Read an Academic Passage sentence-simplification patterns. A long sentence with multiple clauses asks you to pick the option that preserves the essential meaning. Trap distractors often shift agreement subtly, making a plural cause into a singular cause, or vice versa.
Fast Fix
A four-step routine for any long sentence you write on the TOEFL:
- Cross out the prepositional phrases. Anything starting with "of," "in," "on," "for," "with," "between" between the subject and verb is invisible for agreement purposes. What's left is your subject.
- Look for the special words. Each, every, either, neither, one of, the number of → singular. A number of, plenty of, a lot of (with plural noun) → plural.
- Watch the inversions. "There is/are," "Here is/are." The subject is after the verb. Look ahead before choosing.
- Test the substitution. Can you replace the long subject with "it" or "they"? If "it," singular verb. If "they," plural verb.
For Academic Discussion responses, build a 10-second "subject check" into your final review. It's the single fix with the highest yield for the time it takes.
Mini Practice
Identify the correct verb. Underline the real subject if you want to be sure.
- The list of approved books _____ (was / were) posted on the course website.
- Each of the candidates _____ (has / have) submitted a portfolio.
- Neither the manager nor the employees _____ (was / were) informed about the change.
- There _____ (is / are) several reasons why this approach fails.
- A combination of fatigue and stress _____ (was / were) cited as the main cause.
What to Check Before You Submit
- Are there any sentences with a prepositional phrase between subject and verb? Cross out the phrase mentally — does the verb still match?
- Did you write "each/every/one of" followed by a plural verb anywhere? That's almost always wrong.
- Any "there is" before a plural noun? Fix to "there are."
- Are your collective nouns ("team," "committee," "family") consistent — singular or plural — throughout the response?
- For "data," "media," "criteria" — did you stay with one treatment within the same paragraph?
One last thought: the verbs most often pulled by interfering nouns are was/were and has/have. If you're scanning quickly at the end of a Writing task, those four words are where to look first. They're the ones your brain produces most fluently, and they're also the ones that get pulled most reliably toward the wrong noun.

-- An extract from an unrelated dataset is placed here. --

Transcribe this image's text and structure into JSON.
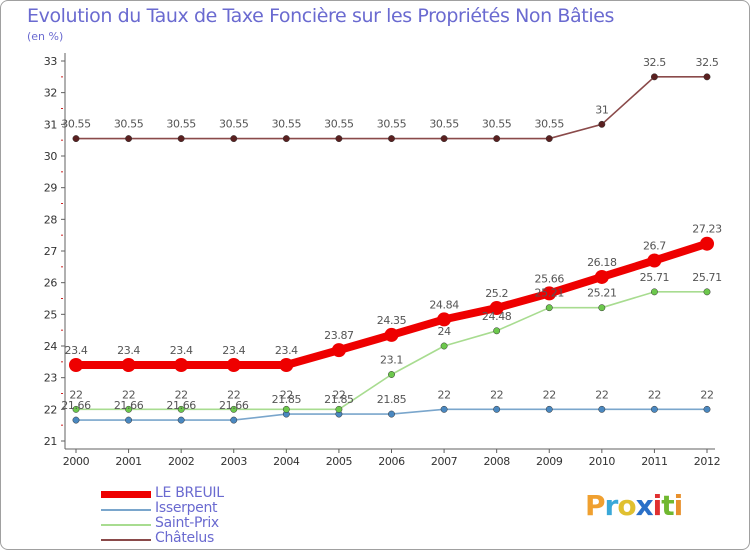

A useful drill for this trap is to take any well-written academic paragraph from a TOEFL practice reading and rewrite each long sentence as a short subject + verb pair. "The combination of high tuition costs and limited financial aid has discouraged many qualified applicants." → Subject: combination. Verb: has discouraged. Strip everything else away. Once you can find the real subject in printed academic text reliably, you can find it in your own writing too. That drill takes about ten minutes and pays back across every Writing and Speaking response you produce afterward.